Thursday, June 17, 2010

Jangan menyerah


Siapa suruh datang Jakarta?

Lagu yang sudah lama tidak saya dengar..><
Tapi sangat sesuai dengan keadaan saya sekarang.
Kalau ditanya kenapa ke Jakarta, jawabannya hanya satu untuk bekerja
dan untuk beberapa tahun ke depan alasannya hanya itu.

Semakin lama tinggal di Jakarta, satu yang pasti saya tidak akan menjadikan kota ini sebagai kota tujuan akhir (menghabiskan masa tua)..hehe..
dengan banyak alasan.
Mulai dari kurangnya kebersihan, polusi, panas, keamanan, masih banyak lagi.
Tapi tinggal di Jakarta selama setengah tahun ini membuat saya melihat banyaknya orang yang berjuang untuk kehidupannya.

Banyak orang yang datang ke Jakarta ini, rela melakukan apa saja asal bertahan hidup.
Penjual gorengan, bakso, siomay, empek-empek, pisang coklat^ ^..buka warteg, PRT, joki 3in1, pengamen, sampai yang tidak mengeluarkan tenaga dan modal sedikit pun...pengemis. Apa saja dilakukan buat menghasilkan rupiah.

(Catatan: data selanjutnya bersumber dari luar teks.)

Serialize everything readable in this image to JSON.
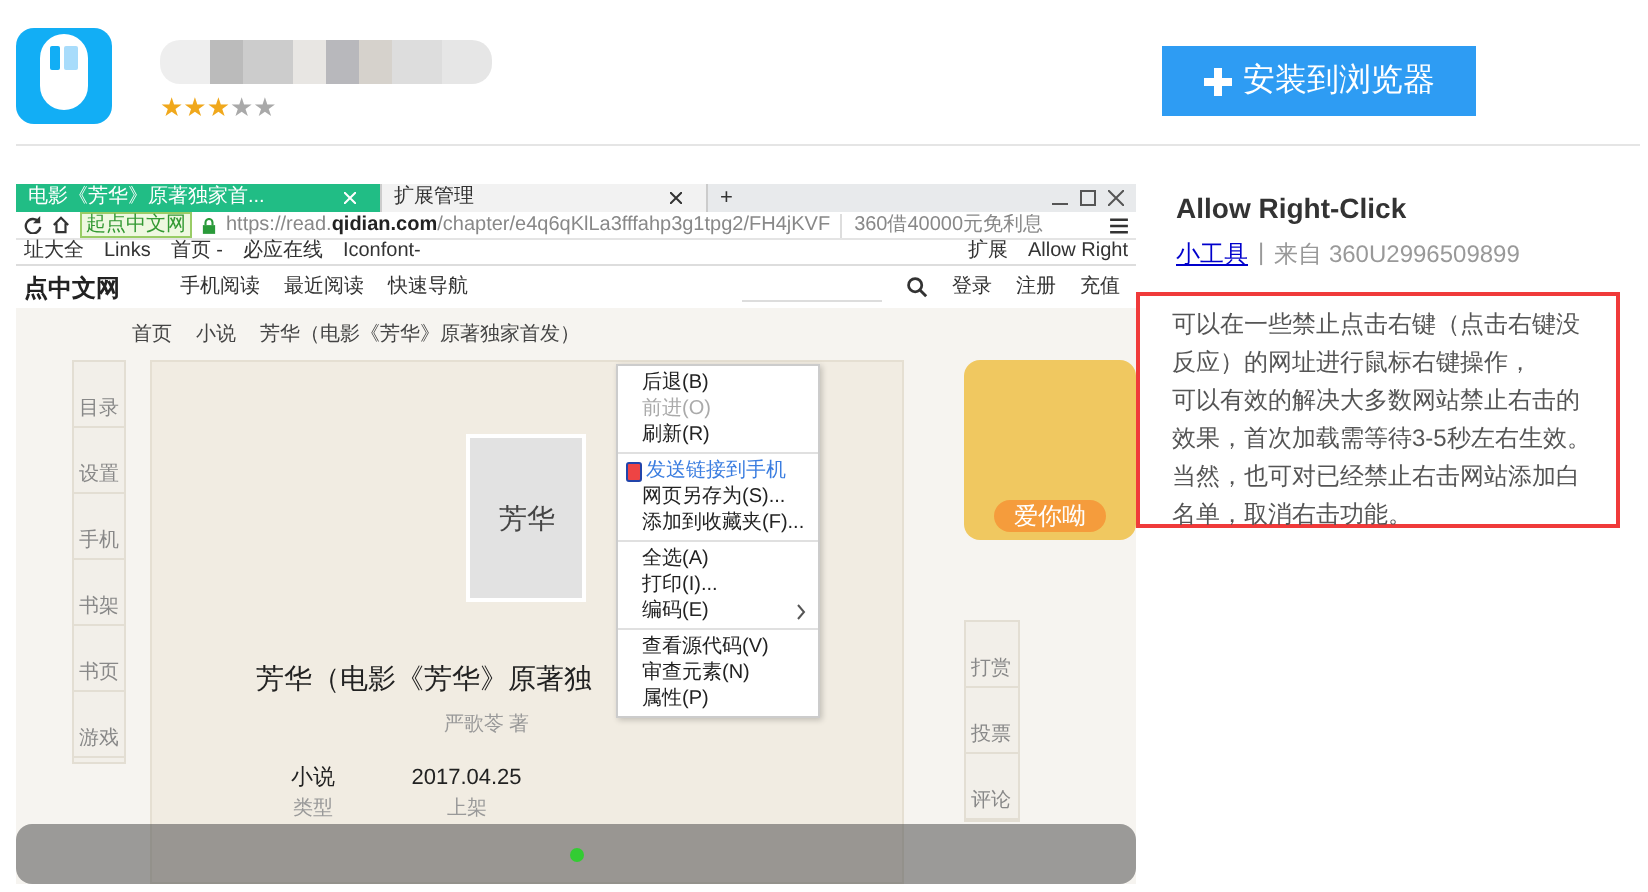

Lingkungan terdekat tempat saya tinggal saat ini sebagai contohnya. Penjaga kos yang saya huni, dia tinggal bersama suami dan dua orang anaknya, satu menantu dan satu orang cucu.
Mereka tinggal di salah satu deretan rumah triplek tidak jauh dari kos-kosan saya. Deretan rumah-rumah triplek itu dibangun merapat ke pagar tembok bangunan di sebelahnya, sedikit memakan jalan. Dibangun darurat seadanya yang penting bisa untuk tidur.
Luas rumah penjaga kos saya itu hanya 2x3 meter. Tidak berbeda dengan tetangga kanan kirinya yang sebagian besar adalah pemulung. Namun keadaannya lebih baik, karena di dalamnya ada tv dan kulkas.Juga sudah diterangi dengan lampu. Rumah itu juga lebih bersih karena dicat putih.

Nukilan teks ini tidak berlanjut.